Note: I did not use AI at any point in the writing of this piece including drafting, writing, or editing. The pictures are all my own as well.
I have a piece I want to share. It is about having hope for more children and actively deciding to get pregnant even after two “bad” birth experiences. But I feel like before I can share that, I have to actually share my birth stories. I tried to distill them down to just a paragraph each in the aforementioned piece, but I just wasn’t doing myself or my babies justice by doing that. We went through a lot. And every time I’ve read stories similar to mine, I’ve let out a sigh of relief. Shame lifted off my shoulders. So today I’ll share the birth story of my first child, which I have never shared publicly before.
Some background information: I actually became a doula about 2 years before I got pregnant, so I was on the homebirth-unmedicated-labor train for a while already. I imagined my first birth in a birth center, but in Connecticut where we were living, the closest one was over an hour away if you were not driving during rush hour… so that option was out.

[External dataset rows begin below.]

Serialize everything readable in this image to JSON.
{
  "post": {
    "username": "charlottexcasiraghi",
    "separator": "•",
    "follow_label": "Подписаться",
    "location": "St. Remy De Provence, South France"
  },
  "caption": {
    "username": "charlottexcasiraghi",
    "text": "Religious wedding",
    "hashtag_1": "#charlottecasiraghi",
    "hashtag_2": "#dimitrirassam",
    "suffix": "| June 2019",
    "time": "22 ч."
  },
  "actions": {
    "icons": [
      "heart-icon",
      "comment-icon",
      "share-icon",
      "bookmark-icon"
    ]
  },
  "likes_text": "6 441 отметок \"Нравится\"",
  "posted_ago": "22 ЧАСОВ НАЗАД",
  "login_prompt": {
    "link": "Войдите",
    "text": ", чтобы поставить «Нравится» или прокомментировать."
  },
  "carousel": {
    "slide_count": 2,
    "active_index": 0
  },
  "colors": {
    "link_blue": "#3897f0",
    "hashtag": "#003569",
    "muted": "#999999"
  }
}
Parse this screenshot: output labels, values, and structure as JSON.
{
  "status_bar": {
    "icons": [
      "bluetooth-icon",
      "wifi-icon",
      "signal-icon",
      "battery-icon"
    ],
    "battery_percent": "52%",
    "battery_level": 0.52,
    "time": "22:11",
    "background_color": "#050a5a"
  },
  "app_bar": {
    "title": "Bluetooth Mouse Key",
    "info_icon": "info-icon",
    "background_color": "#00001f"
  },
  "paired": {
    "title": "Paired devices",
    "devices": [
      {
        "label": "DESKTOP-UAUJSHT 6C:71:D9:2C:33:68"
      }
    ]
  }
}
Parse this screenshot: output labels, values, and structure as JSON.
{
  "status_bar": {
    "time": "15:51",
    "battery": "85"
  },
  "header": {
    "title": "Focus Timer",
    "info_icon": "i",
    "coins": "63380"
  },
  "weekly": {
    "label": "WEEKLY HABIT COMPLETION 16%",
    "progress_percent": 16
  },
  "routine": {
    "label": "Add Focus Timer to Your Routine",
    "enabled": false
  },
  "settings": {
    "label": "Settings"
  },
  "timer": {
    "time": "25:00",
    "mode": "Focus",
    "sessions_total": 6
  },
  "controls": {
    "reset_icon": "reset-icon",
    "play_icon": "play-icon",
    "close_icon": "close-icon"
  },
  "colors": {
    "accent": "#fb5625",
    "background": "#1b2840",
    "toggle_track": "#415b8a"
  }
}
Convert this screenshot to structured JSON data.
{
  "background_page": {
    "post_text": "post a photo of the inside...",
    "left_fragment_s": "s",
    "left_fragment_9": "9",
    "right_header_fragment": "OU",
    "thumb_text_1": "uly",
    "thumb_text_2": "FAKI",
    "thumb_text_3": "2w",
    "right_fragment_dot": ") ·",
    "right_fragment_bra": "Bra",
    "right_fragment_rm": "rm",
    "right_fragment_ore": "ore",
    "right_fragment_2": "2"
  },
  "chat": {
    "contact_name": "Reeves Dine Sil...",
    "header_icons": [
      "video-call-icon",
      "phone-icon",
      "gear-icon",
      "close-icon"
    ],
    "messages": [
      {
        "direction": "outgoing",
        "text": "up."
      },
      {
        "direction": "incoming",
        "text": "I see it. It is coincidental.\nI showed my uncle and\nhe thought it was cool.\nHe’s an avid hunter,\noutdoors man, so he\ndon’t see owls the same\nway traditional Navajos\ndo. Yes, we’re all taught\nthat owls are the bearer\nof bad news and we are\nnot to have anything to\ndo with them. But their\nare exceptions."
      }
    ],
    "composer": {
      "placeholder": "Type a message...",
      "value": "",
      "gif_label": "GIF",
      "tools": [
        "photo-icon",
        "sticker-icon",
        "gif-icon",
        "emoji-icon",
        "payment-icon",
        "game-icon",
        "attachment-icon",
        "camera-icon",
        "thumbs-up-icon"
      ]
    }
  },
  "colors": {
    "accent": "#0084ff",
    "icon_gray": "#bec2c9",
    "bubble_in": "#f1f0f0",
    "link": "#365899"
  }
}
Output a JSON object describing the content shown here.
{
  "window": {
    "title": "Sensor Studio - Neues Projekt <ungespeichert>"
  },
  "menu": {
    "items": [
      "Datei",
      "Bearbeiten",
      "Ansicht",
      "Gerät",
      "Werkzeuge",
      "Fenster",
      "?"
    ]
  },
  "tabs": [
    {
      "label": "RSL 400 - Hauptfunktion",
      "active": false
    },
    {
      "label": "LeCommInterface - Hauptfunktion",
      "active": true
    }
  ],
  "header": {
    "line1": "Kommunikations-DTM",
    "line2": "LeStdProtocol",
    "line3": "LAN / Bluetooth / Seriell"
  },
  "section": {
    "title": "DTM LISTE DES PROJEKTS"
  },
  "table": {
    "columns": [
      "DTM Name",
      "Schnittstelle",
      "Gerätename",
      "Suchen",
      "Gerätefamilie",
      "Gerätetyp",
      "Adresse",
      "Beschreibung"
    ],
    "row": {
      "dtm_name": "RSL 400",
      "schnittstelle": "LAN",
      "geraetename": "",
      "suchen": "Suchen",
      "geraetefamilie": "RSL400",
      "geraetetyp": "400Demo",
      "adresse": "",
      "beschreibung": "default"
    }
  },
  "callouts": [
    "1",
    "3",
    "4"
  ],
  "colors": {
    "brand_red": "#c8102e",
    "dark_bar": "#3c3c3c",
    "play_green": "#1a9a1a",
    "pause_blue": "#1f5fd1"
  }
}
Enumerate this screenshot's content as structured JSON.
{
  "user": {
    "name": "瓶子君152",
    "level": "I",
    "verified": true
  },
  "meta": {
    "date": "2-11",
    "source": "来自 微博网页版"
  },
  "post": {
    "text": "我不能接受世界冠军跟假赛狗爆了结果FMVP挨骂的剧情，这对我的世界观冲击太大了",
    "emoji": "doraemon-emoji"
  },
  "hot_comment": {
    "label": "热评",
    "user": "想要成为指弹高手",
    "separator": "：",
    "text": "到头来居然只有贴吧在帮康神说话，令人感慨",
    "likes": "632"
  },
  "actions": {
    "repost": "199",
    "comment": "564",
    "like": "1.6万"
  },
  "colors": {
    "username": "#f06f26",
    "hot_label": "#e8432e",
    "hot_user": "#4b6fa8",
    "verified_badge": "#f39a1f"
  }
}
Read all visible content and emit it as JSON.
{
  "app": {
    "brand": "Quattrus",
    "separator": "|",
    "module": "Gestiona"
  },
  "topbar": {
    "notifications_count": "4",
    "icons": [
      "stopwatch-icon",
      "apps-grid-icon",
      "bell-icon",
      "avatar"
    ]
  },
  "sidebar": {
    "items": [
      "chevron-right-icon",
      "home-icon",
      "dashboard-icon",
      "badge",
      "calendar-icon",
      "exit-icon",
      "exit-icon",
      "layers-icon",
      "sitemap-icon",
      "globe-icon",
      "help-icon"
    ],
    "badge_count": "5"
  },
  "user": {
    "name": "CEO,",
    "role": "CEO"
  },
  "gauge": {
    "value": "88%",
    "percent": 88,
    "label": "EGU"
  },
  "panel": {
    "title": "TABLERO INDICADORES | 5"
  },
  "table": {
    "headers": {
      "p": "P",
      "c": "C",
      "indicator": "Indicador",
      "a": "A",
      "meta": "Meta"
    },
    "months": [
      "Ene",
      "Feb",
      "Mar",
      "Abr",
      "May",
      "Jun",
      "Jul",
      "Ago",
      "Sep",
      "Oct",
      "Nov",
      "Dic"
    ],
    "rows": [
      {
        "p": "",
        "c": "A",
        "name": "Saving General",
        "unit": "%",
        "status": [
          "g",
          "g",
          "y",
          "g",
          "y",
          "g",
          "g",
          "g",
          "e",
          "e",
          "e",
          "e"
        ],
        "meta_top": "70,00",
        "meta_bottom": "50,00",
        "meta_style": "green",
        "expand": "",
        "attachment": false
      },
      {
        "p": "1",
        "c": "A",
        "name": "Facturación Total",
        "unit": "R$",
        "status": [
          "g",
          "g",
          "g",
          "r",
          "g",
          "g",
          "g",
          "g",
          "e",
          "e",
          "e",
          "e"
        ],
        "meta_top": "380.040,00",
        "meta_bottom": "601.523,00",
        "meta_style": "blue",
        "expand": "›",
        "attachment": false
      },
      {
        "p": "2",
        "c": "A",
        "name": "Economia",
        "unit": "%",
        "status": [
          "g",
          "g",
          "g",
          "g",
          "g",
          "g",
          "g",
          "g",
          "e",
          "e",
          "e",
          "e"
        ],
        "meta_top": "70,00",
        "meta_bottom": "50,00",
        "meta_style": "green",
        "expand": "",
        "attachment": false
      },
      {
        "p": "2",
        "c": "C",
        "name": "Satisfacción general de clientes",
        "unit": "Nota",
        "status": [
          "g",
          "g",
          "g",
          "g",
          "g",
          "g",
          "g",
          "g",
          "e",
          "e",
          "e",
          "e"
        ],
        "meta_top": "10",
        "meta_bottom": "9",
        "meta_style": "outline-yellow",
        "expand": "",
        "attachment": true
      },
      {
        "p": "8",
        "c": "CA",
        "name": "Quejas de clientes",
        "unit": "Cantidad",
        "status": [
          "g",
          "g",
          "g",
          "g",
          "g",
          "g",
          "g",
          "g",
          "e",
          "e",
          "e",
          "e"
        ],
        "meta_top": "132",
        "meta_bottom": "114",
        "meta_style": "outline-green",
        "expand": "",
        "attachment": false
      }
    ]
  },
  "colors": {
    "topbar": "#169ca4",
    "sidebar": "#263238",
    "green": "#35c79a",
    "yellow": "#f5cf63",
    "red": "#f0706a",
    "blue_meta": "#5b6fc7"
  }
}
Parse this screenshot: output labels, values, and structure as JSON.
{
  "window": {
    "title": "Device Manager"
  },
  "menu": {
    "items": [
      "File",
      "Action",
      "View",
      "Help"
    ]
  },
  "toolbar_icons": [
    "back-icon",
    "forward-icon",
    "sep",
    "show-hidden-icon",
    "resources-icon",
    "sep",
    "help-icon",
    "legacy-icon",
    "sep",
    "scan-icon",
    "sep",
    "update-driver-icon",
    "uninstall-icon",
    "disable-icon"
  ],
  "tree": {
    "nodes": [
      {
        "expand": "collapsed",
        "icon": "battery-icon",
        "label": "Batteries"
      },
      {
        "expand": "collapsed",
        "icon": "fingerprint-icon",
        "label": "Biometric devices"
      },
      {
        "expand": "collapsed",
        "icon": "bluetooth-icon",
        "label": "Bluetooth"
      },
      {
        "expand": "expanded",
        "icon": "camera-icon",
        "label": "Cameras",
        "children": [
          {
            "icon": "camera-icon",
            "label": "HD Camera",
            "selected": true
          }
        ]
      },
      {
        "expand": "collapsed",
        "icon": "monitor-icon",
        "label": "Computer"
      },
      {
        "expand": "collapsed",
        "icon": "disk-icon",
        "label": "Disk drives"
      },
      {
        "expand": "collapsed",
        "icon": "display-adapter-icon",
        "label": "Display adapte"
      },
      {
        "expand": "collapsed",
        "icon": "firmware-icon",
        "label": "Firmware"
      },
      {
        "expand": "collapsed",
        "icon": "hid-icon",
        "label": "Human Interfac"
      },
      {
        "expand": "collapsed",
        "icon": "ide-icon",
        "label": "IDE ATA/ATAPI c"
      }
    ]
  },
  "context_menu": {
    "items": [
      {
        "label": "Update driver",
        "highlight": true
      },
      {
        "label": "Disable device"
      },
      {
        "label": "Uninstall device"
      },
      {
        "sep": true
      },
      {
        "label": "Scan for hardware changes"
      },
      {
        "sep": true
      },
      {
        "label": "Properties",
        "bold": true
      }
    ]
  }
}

Looking back, my first pregnancy was the most challenging so far. I had just begun teaching full time in a town that was an hour and a half away in rush hour traffic headed toward New York City. I awoke each morning at 5, ate breakfast, and did my best to get to school dressed and with a happy face by 7 am. School got out by 3:30, but I did not get home until 5 or later – just in time to eat the dinner my husband so lovingly made and then collapse into bed at 7 pm just to do it all again the next day. Morning sickness ruled my life between the hours of 8 am and 5 pm until I was about 15 weeks along. By the time I was about 6 weeks pregnant I was falling asleep during all of my planning periods and recess. I was also in and out of the hospital with what I found out was a fibroid causing level 10 pain that we all thought was an ectopic pregnancy. It was not. I had to tell my principle at 10 weeks pregnant that I would be starting my maternity leave when I reached 36 weeks because I feared going into labor while at school and having to drive myself home in bumper-to-bumper traffic through contractions.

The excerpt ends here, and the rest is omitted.